If you sell a small group of products to one main customer type, it’s relatively easy to calculate unit economics. You know who your customers are, what it costs to reach them, how much your product costs to build, and therefore how much you need to sell (and at what price) to turn a decent margin.

SaaS companies and other digital-native businesses don’t have it so simple. They often work with a range of customer types — individuals, SMBs, mid-market companies, enterprises — each of which costs a different amount to attract, convert, and retain. (This challenge is compounded by steep, variable cloud costs, which solutions like CloudZero help make clear and predictable.)

Clarifying your costs in a granular way and with business context is an essential step in clarifying your unit economics. Understand:

  • Specific customer costs
  • Different product costs
  • Individual feature costs (if possible)

…and whatever other expenses it takes to sustain a great service in the cloud product. If that hasn’t been a priority in the past, it should be now.

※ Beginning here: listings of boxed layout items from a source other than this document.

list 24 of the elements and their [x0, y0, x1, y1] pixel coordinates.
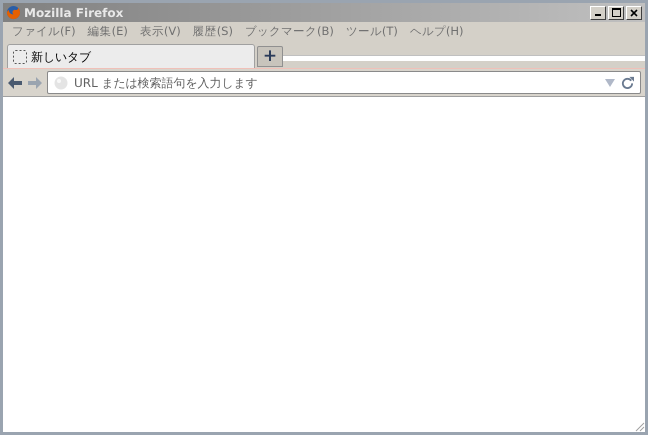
menu-item[interactable]: ブックマーク(B)	[238, 23, 340, 41]
close-button[interactable]	[626, 6, 642, 20]
menu-item[interactable]: ヘルプ(H)	[404, 23, 470, 41]
tab-label: 新しいタブ	[31, 48, 91, 66]
menu-item[interactable]: ツール(T)	[340, 23, 404, 41]
minimize-button[interactable]	[590, 6, 606, 20]
url-field[interactable]: URL または検索語句を入力します	[47, 71, 641, 94]
maximize-icon	[612, 8, 620, 17]
menu-item[interactable]: 表示(V)	[134, 23, 187, 41]
minimize-icon	[595, 14, 601, 16]
reload-icon[interactable]	[621, 76, 634, 89]
globe-icon	[54, 76, 68, 90]
new-tab-button[interactable]: +	[257, 46, 283, 67]
page-icon	[13, 50, 27, 64]
maximize-button[interactable]	[608, 6, 624, 20]
menu-item[interactable]: 編集(E)	[82, 23, 134, 41]
back-arrow-icon[interactable]	[7, 76, 23, 90]
close-icon	[630, 8, 638, 16]
tab[interactable]: 新しいタブ	[7, 44, 255, 68]
globe-fox-icon	[6, 5, 21, 20]
window-title: Mozilla Firefox	[24, 4, 124, 22]
menu-item[interactable]: ファイル(F)	[6, 23, 82, 41]
menu-item[interactable]: 履歴(S)	[186, 23, 239, 41]
resize-grip-icon[interactable]	[635, 422, 645, 432]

3. Empower your people to make cost-conscious decisions

In a top-line world, engineers are encouraged to prioritize things like speed and new features over the financial impacts of their decisions. As long as it leads to a better product, finance teams will eat the AWS bill. No one gets fired for spending too much in the public cloud.

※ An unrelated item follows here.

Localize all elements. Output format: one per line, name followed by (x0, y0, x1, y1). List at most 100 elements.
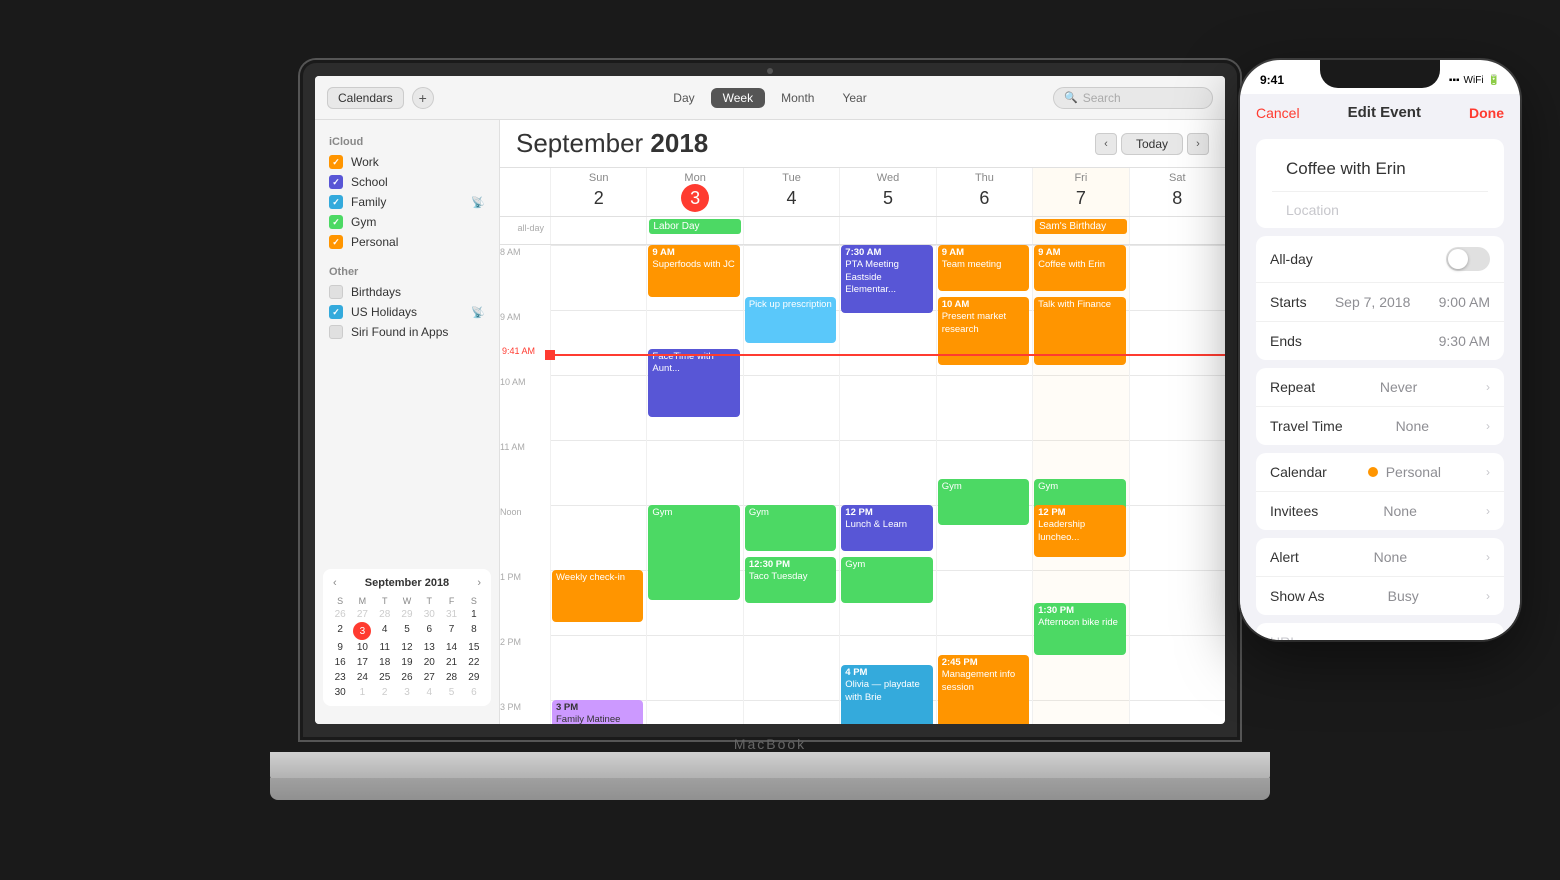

But in a margins world, cost-consciousness is non-optional. Because engineers drive nuts-and-bolts innovation, the onus falls on leadership teams to empower engineers with relevant cost information. When engineers understand the financial implications of their decisions, they can innovate in a more efficient and cost-conscious way.

Pivoting to a margins-oriented mindset might seem unnatural after years of focusing on growth. But doing so successfully boils down to fundamentals: committing to the metrics essential to your success, refining your unit economics, and spreading this information throughout your organization.

Phil Pergola

Author: Phil Pergola

Phil Pergola is CEO of CloudZero. Phil is an accomplished B2B software executive with experience driving significant revenue growth and positive business outcomes across the entire customer lifecycle — acquisition, onboarding, adoption, expansion, and retention.